While at O'Donnell and Tuomey, Carroll worked on the exquisite Milk Bar in Montague Street that runs from Camden Street to Harcourt Street in Dublin 2 and the Multi-denominational School in Ranelagh and its hallmarks are here. The exterior is reminiscent of the school and the fact that the interior is altogether softer than its skin is another similarity with that building.
Light beams in from above, split by baffles which help to shade the light and throw it around. These were also designed to stitch the old and the new part of the house together, says Carroll, and they are very large stitches indeed.
The kitchen to one side flows off the existing hallway and the sittingroom to the other side meets a downstairs livingroom. "Everyone who comes here says it is amazing how well the old and new parts of the house join together," says the owner.
The light bounces off the slightly sparkling terrazzo floor whose inset stones were chosen by the client from a selection of colours. This terrazzo mimics that used in the Milk Bar and wraps around surfaces in the same way. Here it leaves the floor and rises up certain surfaces much as the former chimney breast between the kitchen and dining area. It also flows through to the adjoining room.
The oak ceiling comes in the opposite direction, dropping down to become furniture in the livingroom and creating a bookshelf beneath a window seat, while in the next room the same oak is used in the kitchen units. "We tried to use as few materials as possible to keep it calm," says Carroll," and to concentrate on working in 3D to pull things together."
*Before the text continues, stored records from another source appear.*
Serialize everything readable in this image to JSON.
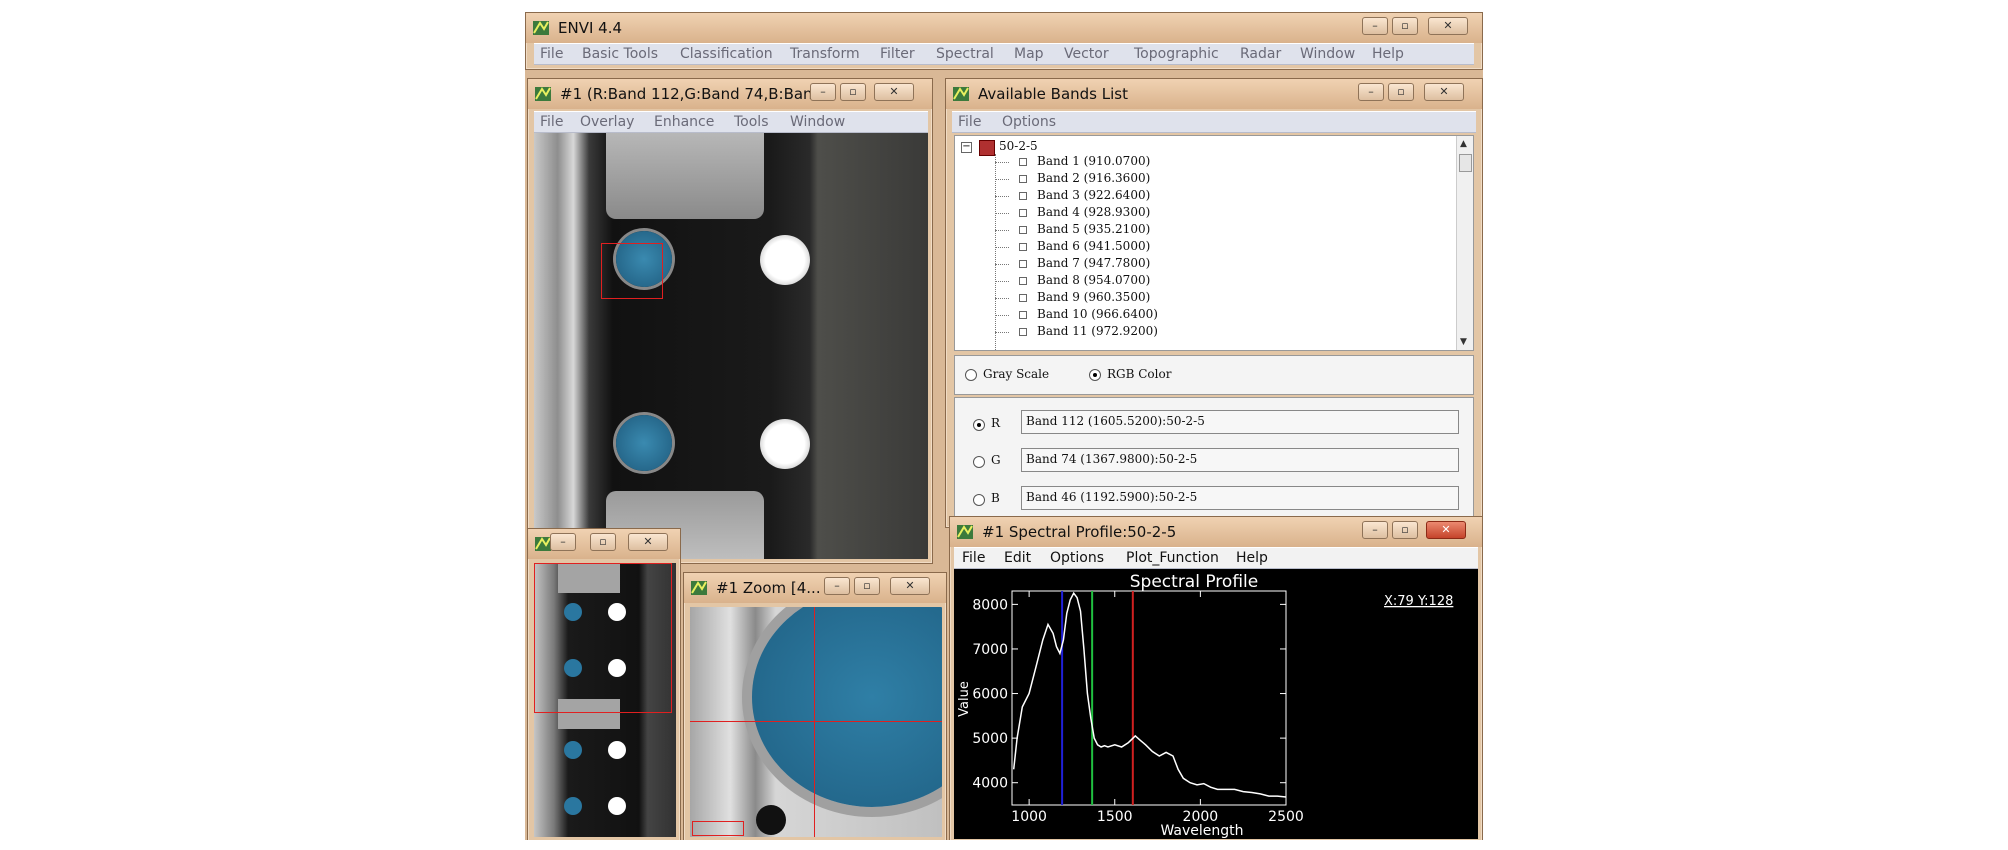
{
  "envi_window": {
    "title": "ENVI 4.4",
    "menu": [
      "File",
      "Basic Tools",
      "Classification",
      "Transform",
      "Filter",
      "Spectral",
      "Map",
      "Vector",
      "Topographic",
      "Radar",
      "Window",
      "Help"
    ]
  },
  "image_window": {
    "title": "#1 (R:Band 112,G:Band 74,B:Ban...",
    "menu": [
      "File",
      "Overlay",
      "Enhance",
      "Tools",
      "Window"
    ]
  },
  "bands_window": {
    "title": "Available Bands List",
    "menu": [
      "File",
      "Options"
    ],
    "tree_root": "50-2-5",
    "bands": [
      "Band 1  (910.0700)",
      "Band 2  (916.3600)",
      "Band 3  (922.6400)",
      "Band 4  (928.9300)",
      "Band 5  (935.2100)",
      "Band 6  (941.5000)",
      "Band 7  (947.7800)",
      "Band 8  (954.0700)",
      "Band 9  (960.3500)",
      "Band 10  (966.6400)",
      "Band 11  (972.9200)"
    ],
    "mode_gray": "Gray Scale",
    "mode_rgb": "RGB Color",
    "selected_mode": "RGB Color",
    "channels": [
      {
        "label": "R",
        "value": "Band 112  (1605.5200):50-2-5",
        "selected": true
      },
      {
        "label": "G",
        "value": "Band 74  (1367.9800):50-2-5",
        "selected": false
      },
      {
        "label": "B",
        "value": "Band 46  (1192.5900):50-2-5",
        "selected": false
      }
    ]
  },
  "zoom_window": {
    "title": "#1 Zoom [4..."
  },
  "profile_window": {
    "title": "#1 Spectral Profile:50-2-5",
    "menu": [
      "File",
      "Edit",
      "Options",
      "Plot_Function",
      "Help"
    ],
    "cursor_readout": "X:79 Y:128"
  },
  "chart_data": {
    "type": "line",
    "title": "Spectral Profile",
    "xlabel": "Wavelength",
    "ylabel": "Value",
    "xlim": [
      900,
      2500
    ],
    "ylim": [
      3500,
      8300
    ],
    "xticks": [
      1000,
      1500,
      2000,
      2500
    ],
    "yticks": [
      4000,
      5000,
      6000,
      7000,
      8000
    ],
    "series": [
      {
        "x": [
          910,
          930,
          960,
          1000,
          1040,
          1080,
          1110,
          1140,
          1160,
          1180,
          1200,
          1220,
          1240,
          1260,
          1280,
          1300,
          1320,
          1340,
          1360,
          1380,
          1400,
          1420,
          1440,
          1460,
          1500,
          1540,
          1580,
          1620,
          1650,
          1680,
          1720,
          1760,
          1800,
          1840,
          1870,
          1900,
          1940,
          1980,
          2020,
          2060,
          2100,
          2150,
          2200,
          2250,
          2300,
          2350,
          2400,
          2450,
          2500
        ],
        "y": [
          4300,
          5000,
          5700,
          6000,
          6600,
          7200,
          7550,
          7350,
          7050,
          6900,
          7200,
          7800,
          8100,
          8250,
          8150,
          7850,
          7000,
          6000,
          5450,
          5000,
          4850,
          4800,
          4830,
          4800,
          4850,
          4800,
          4900,
          5050,
          4950,
          4850,
          4700,
          4600,
          4680,
          4600,
          4300,
          4100,
          4000,
          3950,
          3980,
          3900,
          3850,
          3850,
          3850,
          3800,
          3780,
          3750,
          3700,
          3700,
          3680
        ],
        "color": "#ffffff"
      }
    ],
    "markers": [
      {
        "x": 1192.59,
        "color": "#2020d8"
      },
      {
        "x": 1367.98,
        "color": "#20c040"
      },
      {
        "x": 1605.52,
        "color": "#d02020"
      }
    ]
  }
}
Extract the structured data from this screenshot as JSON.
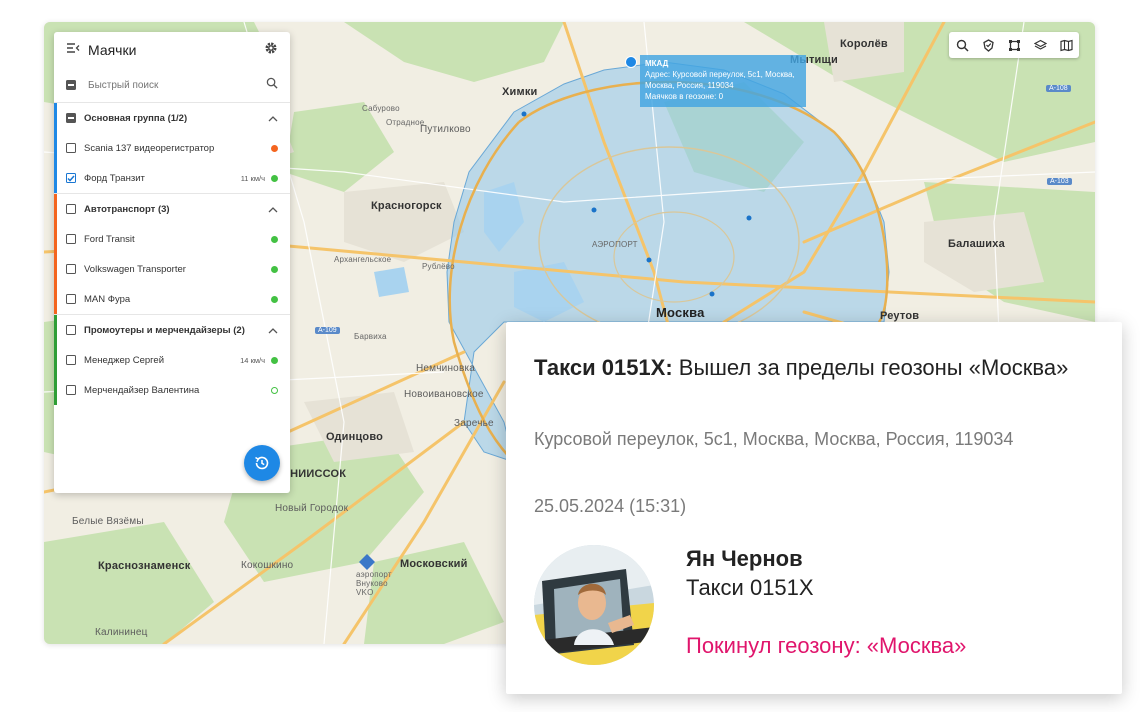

The two rooms can be divided by a huge sliding wooden door - again a reference to a door in the Multi-demoninational School - and also reminiscent of Gerrit Rietveld's work in the Schroder house, where sliding doors create smaller rooms from an open plan. In fact, the house in The Netherlands was built just before this one and, while Crampton built in a different style, that descended from the Edwardian look, both have the same sense of craftsmanship and thought. The chimney on this house, for instance, has soldier courses around its corner and horizontal stack bonding along its edge, indicating thought and craftsmanship. In the render at the front the mottled effect looks as if it had been created by fingers being pushed into it: the sure hand of a craftsman, or 'trace de la main" that Irish engineer Peter Rice felt was so important in a building.
This is a robust extension - which is just what the client asked for and her son has displayed its toughness by roller blading on the terrazzo without anyone panicking too much.
It is also a building that people can interact with in other ways. The kitchen cupboard doors have inserts instead of handles so you have to curve your hand into a hole to open them. There are external sills wide enough and high enough to be a bum rest and inside there are two generous shelves along interior windows. "People always gravitate to windows," says Cowell. The client confirms that these "seats" are well used: it's always a treat to be able to sit on and lean against a building for casual chats.
While the client is happy with the result, the "frontage" to the Luas has been compromised. When neighbours told her that they were catching the eyes of passengers on passing trams, she decided that there was a limit to just how open you could be and a high fence has now gone up at the end of the garden. But then all architects have to bow out when they leave site and allow clients to take ownership, in whatever form that takes.